That was a year ago. I’d go over to their place on slow Sunday afternoons and play vinyl on his father’s turntable. Harry’s dad died a few months before their wedding. It’s funny to me that people listen to vinyl again. Before long, it’ll be cassettes. Then music boxes. I have one that plays “Twinkle, Twinkle, Little Star.” My father gave it to me, but he’s dead now too. Harry and Marge would laugh and chat and schmooze on a couch of cracked red leather that they got from their registry, and I’d sit across with a rock in my stomach. I’d laugh at Marge’s jokes, almost as loud as Harry, even when they weren’t very funny.
When I’m not with them, I mostly take photographs. I learned how to use a camera at college and then bought my own by working weekends in a dive bar on Bleecker. Working there made my clothes smell like gin and varnish. I don’t even like gin. I wear my gin and varnish clothes to the park every day to sell photos. They’re mostly of old women smoking, buildings at sharp angles, mirrors, and winding stairs. Stuff people like to see, stuff that’s pleasing to the eye. I usually sell two or three a day. There’re always a few interested people who just look. Why buy a photo you’ve already seen? That’s what that one guy said the other day.

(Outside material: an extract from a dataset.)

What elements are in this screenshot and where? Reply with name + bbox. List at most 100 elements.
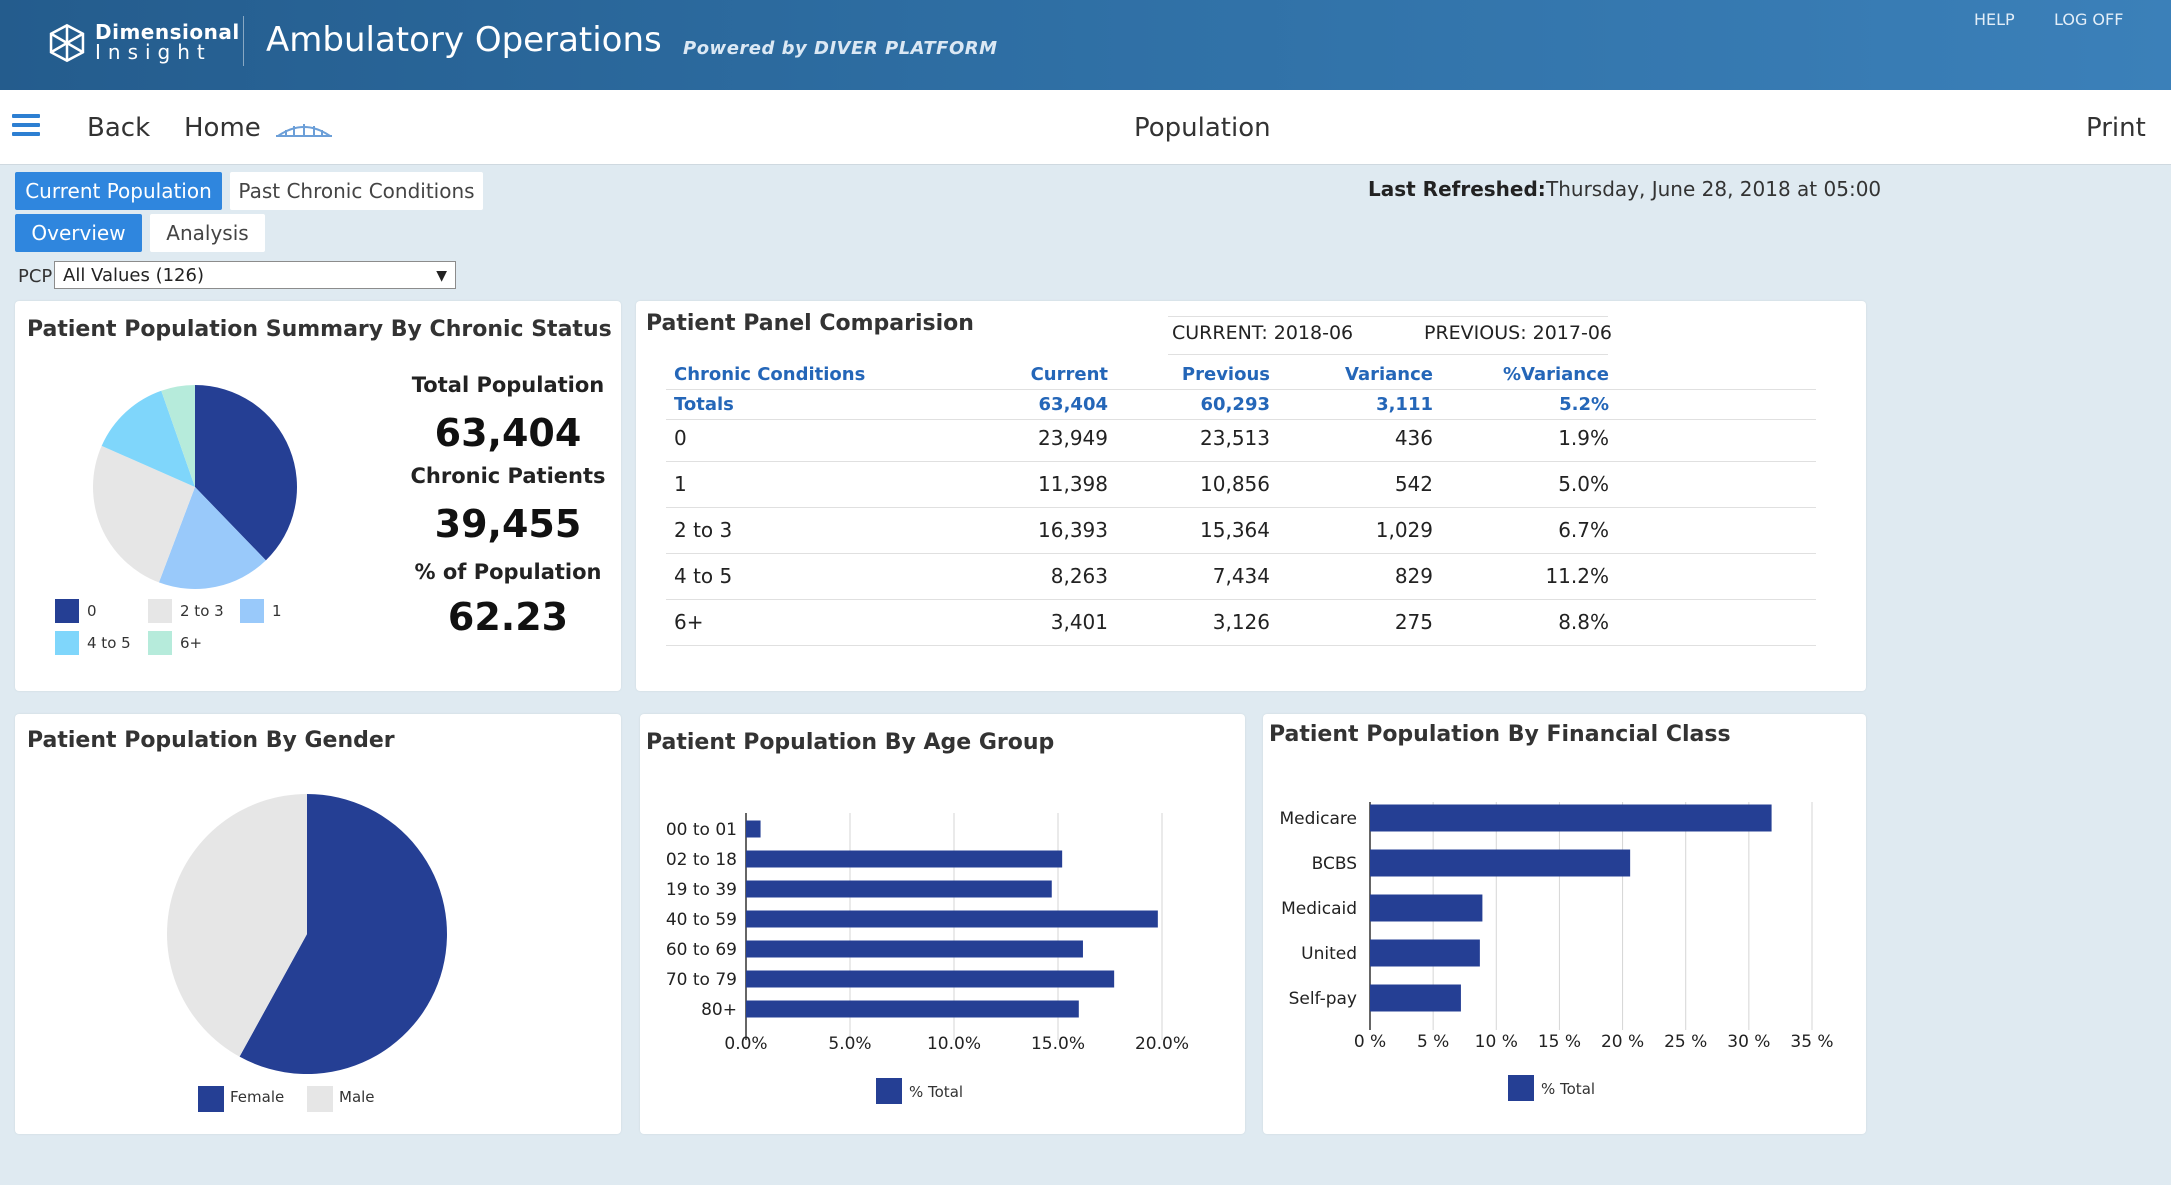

He was a gaunt, tall man who bent over the photos like a street lamp. His sunglass-covered eyes seemed to move rapidly. I couldn’t really tell. My only hints were the palpitations of the tiny creases by his eyes.
“Anything you like?” I said.
“No, no. No, thank you,” he said.
“Can I help you with anything?”
The man straightened. It looked like it took serious effort. And then he said that thing I told you. He asked why someone would buy a photo they’ve already seen. He said I’d make more money if I didn’t let people see them before they bought them.

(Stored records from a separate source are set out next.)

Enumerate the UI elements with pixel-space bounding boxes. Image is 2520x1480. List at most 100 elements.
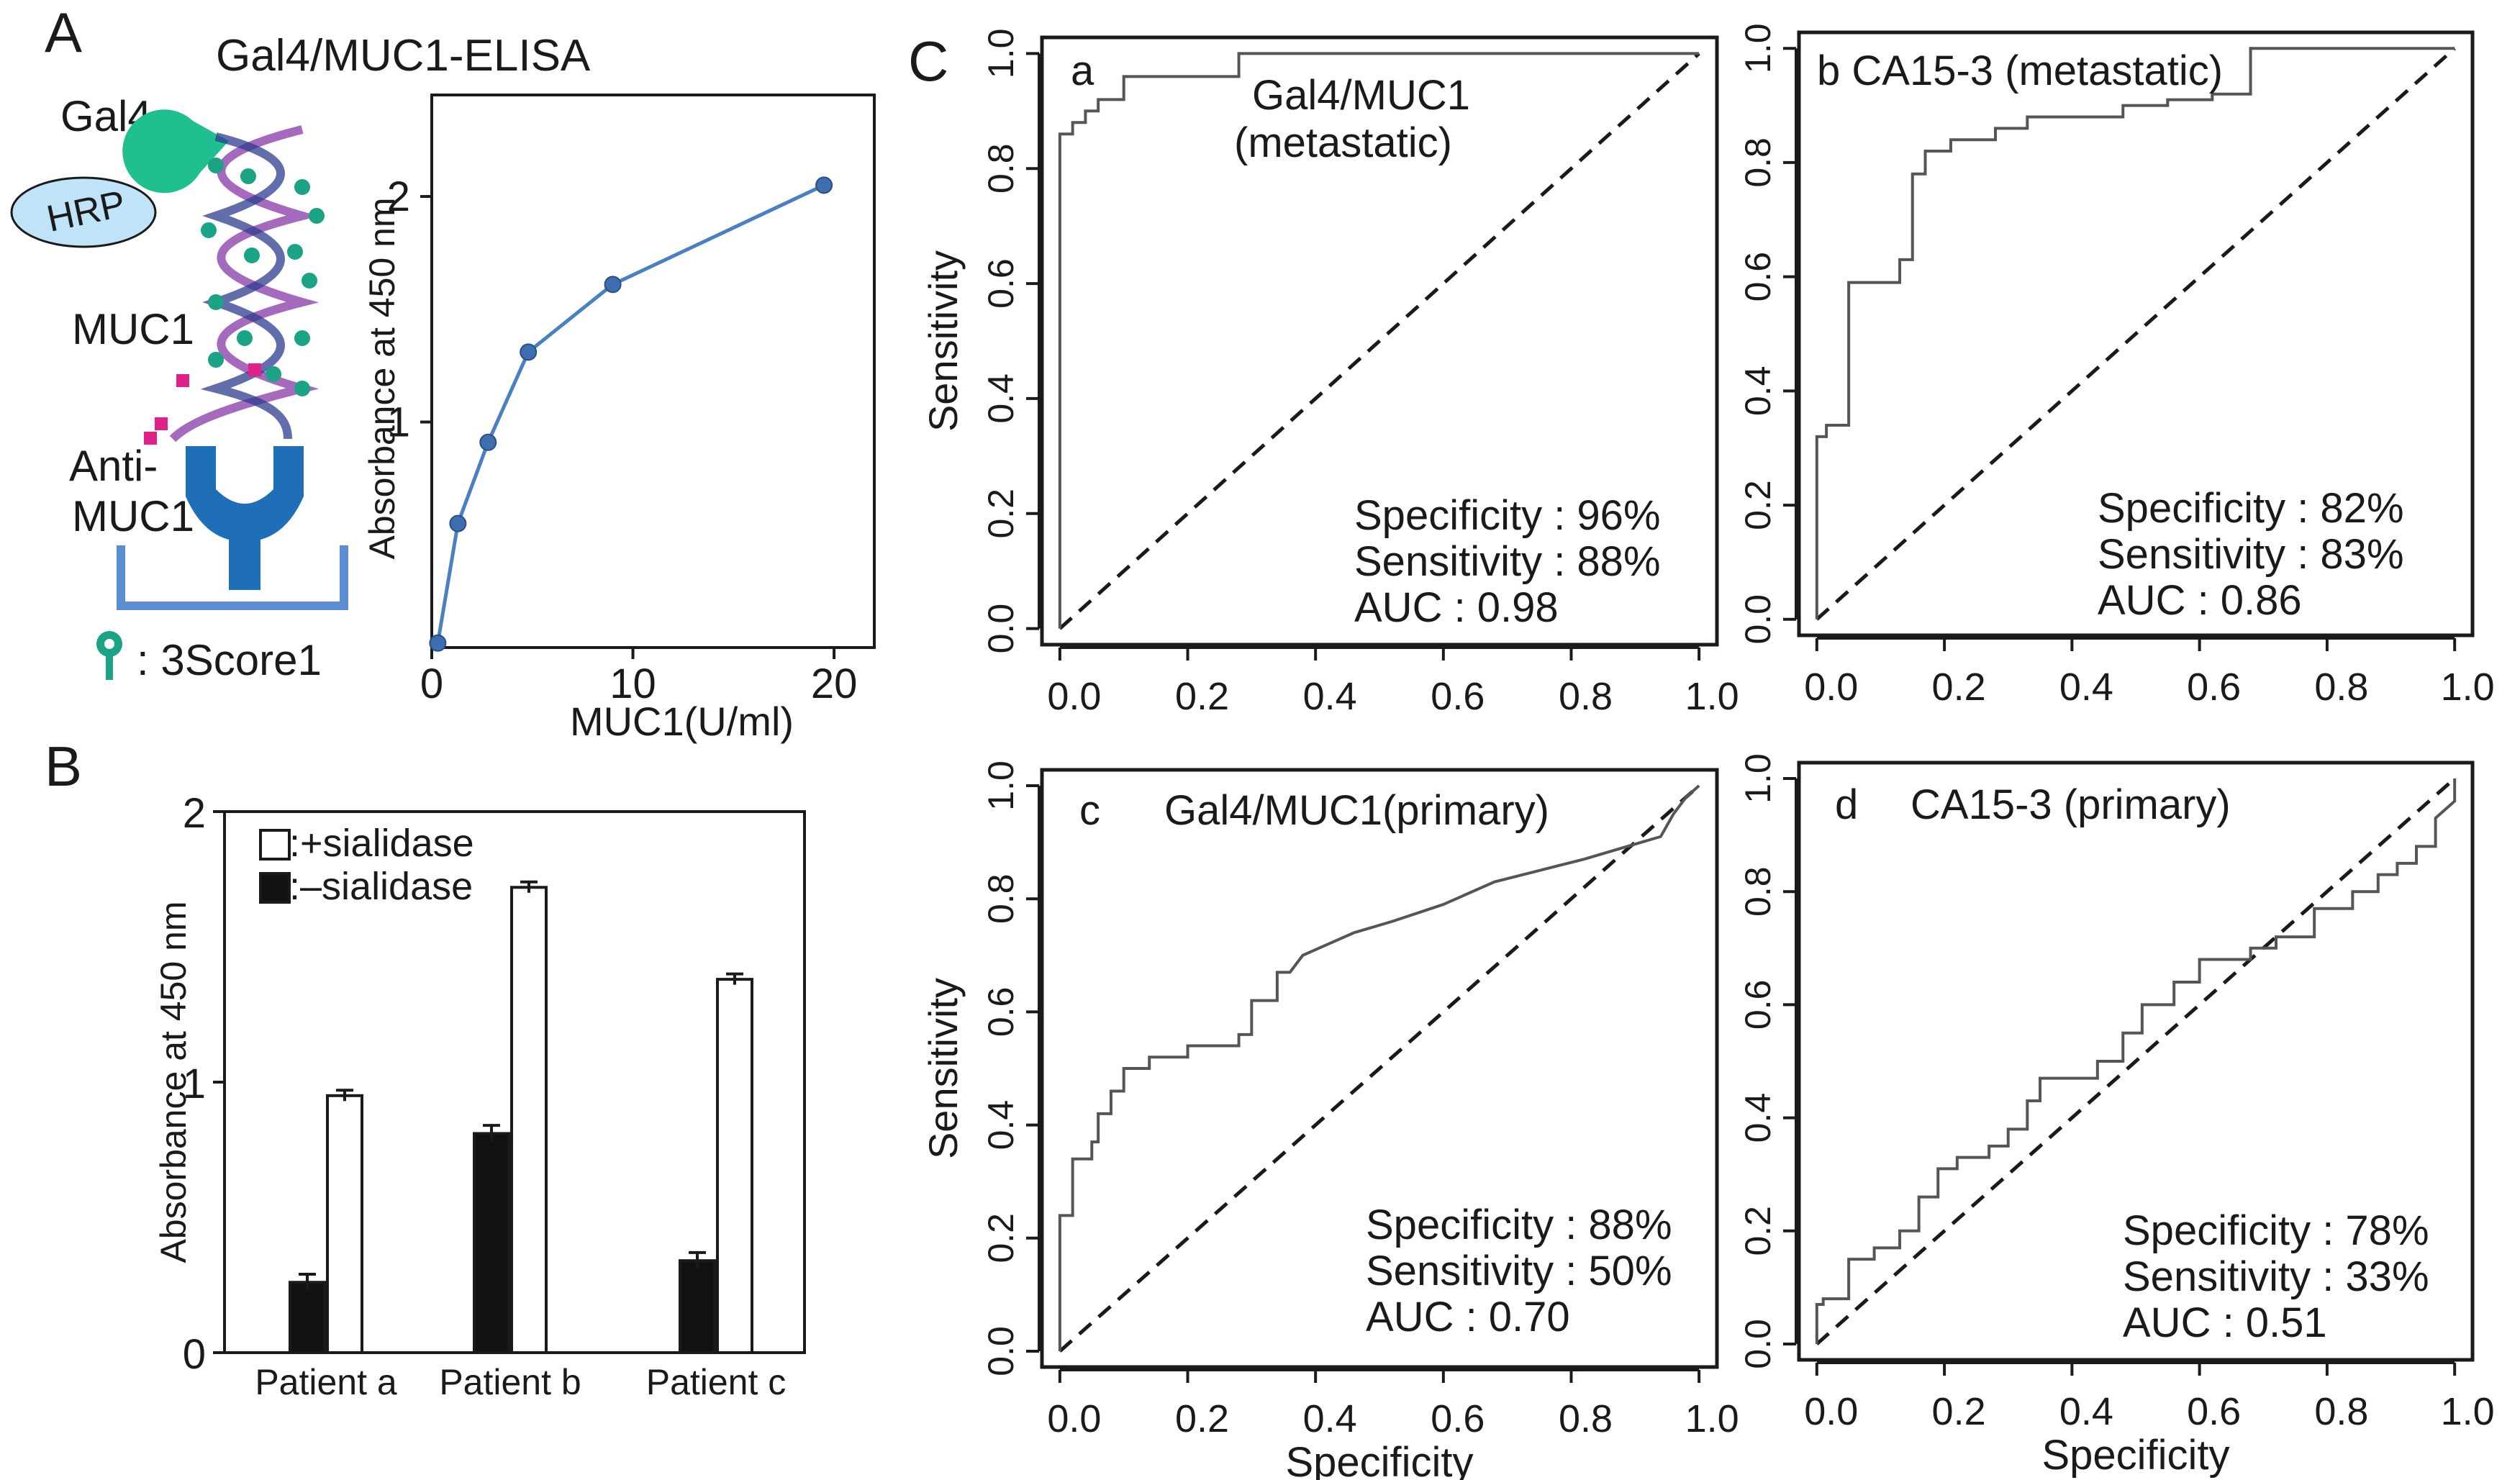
data-point <box>449 514 467 532</box>
x-tick-label: 0.2 <box>1932 1390 1986 1433</box>
y-tick-label: 0.8 <box>981 873 1021 924</box>
bar <box>326 1094 363 1355</box>
anti-muc1-label-1: Anti- <box>69 442 158 490</box>
muc1-label: MUC1 <box>72 305 194 353</box>
y-tick-label: 0 <box>183 1331 206 1378</box>
gal4-protein-icon <box>122 109 229 194</box>
plot-frame <box>430 94 876 649</box>
x-tick-label: 0.4 <box>2059 1390 2113 1433</box>
y-tick-label: 1.0 <box>981 761 1021 811</box>
y-tick-label: 0.4 <box>1738 366 1778 417</box>
x-tick-label: 0.6 <box>1431 675 1485 718</box>
plot-frame <box>1040 35 1719 647</box>
y-tick-label: 2 <box>387 173 410 220</box>
y-tick-label: 0.4 <box>981 373 1021 424</box>
panel-label-c: C <box>908 29 948 93</box>
y-tick-label: 1 <box>387 399 410 446</box>
plate-well-icon <box>117 545 348 610</box>
stat-text: Sensitivity : 88% <box>1354 538 1661 585</box>
y-tick-label: 0.2 <box>1738 1206 1778 1256</box>
panel-title: c <box>1079 787 1100 834</box>
curve-label-2: (metastatic) <box>1234 119 1452 166</box>
chart-ca-roc: 0.0 0.0 0.2 0.2 0.4 0.4 0.6 0.6 0.8 0.8 1.0 1.0 a Gal… <box>920 29 1739 718</box>
y-axis-label: Absorbance at 450 nm <box>153 901 194 1263</box>
chart-cd-roc: 0.0 0.0 0.2 0.2 0.4 0.4 0.6 0.6 0.8 0.8 1.0 1.0 d CA1… <box>1738 753 2495 1479</box>
y-tick-label: 0.2 <box>981 489 1021 539</box>
chart-a-elisa-standard: 0 10 20 1 2 MUC1(U/ml) Absorbance at 450 nm <box>362 94 876 744</box>
data-point <box>429 634 447 652</box>
plot-frame <box>1797 761 2475 1362</box>
plot-frame <box>1797 30 2475 637</box>
legend-label: :–sialidase <box>289 865 473 908</box>
y-tick-label: 0.0 <box>1738 594 1778 645</box>
x-tick-label: 0.0 <box>1047 675 1101 718</box>
x-tick-label: 10 <box>609 660 656 707</box>
data-line <box>435 183 825 644</box>
stat-text: Specificity : 78% <box>2123 1207 2429 1254</box>
legend-label: :+sialidase <box>289 822 474 865</box>
data-point <box>604 276 622 294</box>
y-tick-label: 0.8 <box>1738 137 1778 188</box>
y-tick-label: 0.6 <box>981 987 1021 1038</box>
glycan-icons <box>201 158 325 396</box>
x-tick-label: 0.0 <box>1047 1397 1101 1440</box>
plot-frame <box>1040 768 1719 1369</box>
y-tick-label: 1.0 <box>1738 23 1778 73</box>
x-tick-label: 0.8 <box>1559 1397 1613 1440</box>
curve-label: Gal4/MUC1(primary) <box>1164 787 1549 834</box>
chance-diagonal <box>1059 784 1700 1353</box>
category-label: Patient b <box>439 1362 581 1402</box>
bar <box>473 1132 510 1354</box>
x-tick-label: 1.0 <box>2441 666 2495 709</box>
x-tick-label: 0.2 <box>1175 675 1229 718</box>
stat-text: AUC : 0.86 <box>2098 577 2302 624</box>
y-tick-label: 0.6 <box>1738 980 1778 1030</box>
antibody-icon <box>186 446 304 590</box>
x-tick-label: 0.0 <box>1804 666 1858 709</box>
y-tick-label: 0.4 <box>981 1100 1021 1150</box>
stat-text: AUC : 0.51 <box>2123 1299 2327 1346</box>
y-tick-label: 0.4 <box>1738 1093 1778 1143</box>
x-tick-label: 0.2 <box>1932 666 1986 709</box>
panel-title: a <box>1071 47 1094 94</box>
data-point <box>479 433 497 451</box>
category-label: Patient c <box>646 1362 787 1402</box>
stat-text: Specificity : 96% <box>1354 492 1661 539</box>
chance-diagonal <box>1059 52 1700 630</box>
x-tick-label: 0.6 <box>1431 1397 1485 1440</box>
bar <box>716 978 753 1354</box>
curve-label: Gal4/MUC1 <box>1252 72 1470 119</box>
roc-curve <box>1815 778 2457 1344</box>
panel-title: d <box>1835 781 1858 828</box>
data-point <box>815 176 833 194</box>
y-tick-label: 1.0 <box>1738 753 1778 804</box>
bar <box>510 886 548 1354</box>
x-axis-label: Specificity <box>1285 1439 1473 1480</box>
roc-curve <box>1815 47 2455 619</box>
bar <box>679 1259 716 1355</box>
y-tick-label: 0.0 <box>1738 1319 1778 1369</box>
chart-cc-roc: 0.0 0.0 0.2 0.2 0.4 0.4 0.6 0.6 0.8 0.8 1.0 1.0 c Gal… <box>920 761 1739 1480</box>
chart-cb-roc: 0.0 0.0 0.2 0.2 0.4 0.4 0.6 0.6 0.8 0.8 1.0 1.0 b CA… <box>1738 23 2495 709</box>
stat-text: AUC : 0.70 <box>1366 1294 1570 1340</box>
x-tick-label: 0.0 <box>1804 1390 1858 1433</box>
anti-muc1-label-2: MUC1 <box>72 492 194 540</box>
y-tick-label: 0.8 <box>1738 866 1778 917</box>
x-tick-label: 0 <box>420 660 443 707</box>
x-tick-label: 0.8 <box>2314 1390 2368 1433</box>
stat-text: Sensitivity : 50% <box>1366 1248 1672 1294</box>
legend-swatch <box>259 829 291 861</box>
x-tick-label: 0.8 <box>1559 675 1613 718</box>
muc1-helix-icon <box>169 125 319 442</box>
3score1-legend-icon <box>96 631 122 680</box>
chance-diagonal <box>1816 47 2456 621</box>
sialyl-glycan-icons <box>144 363 261 445</box>
bar <box>289 1281 326 1354</box>
y-tick-label: 0.2 <box>1738 480 1778 530</box>
panel-label-b: B <box>45 735 82 798</box>
y-tick-label: 0.8 <box>981 143 1021 194</box>
y-axis-label: Sensitivity <box>920 250 966 432</box>
y-tick-label: 2 <box>183 790 206 837</box>
legend-swatch <box>259 872 291 904</box>
stat-text: Specificity : 88% <box>1366 1202 1672 1248</box>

“Then how would they know what they’re buying?” I asked.
He stroked his chin, whatever lingering fat he had coming together at its point. Then he pushed a pale finger at the carpet where the photos lay, shining like glass. He told me to just describe them on index cards.
“That one with the water going down the car window. With the sun in the background,” he said with his finger like it was still holding the carpet at gunpoint.
“Yeah?”
“Just call it ‘Rain.’ Just write ‘Rain’ on a little card and people will want to see the rest of it. They’ll want to see what ‘Rain’ means,” he said. “Trust me. I’m a businessman. I know what you people need.”
I thanked him for his advice. He left without buying anything.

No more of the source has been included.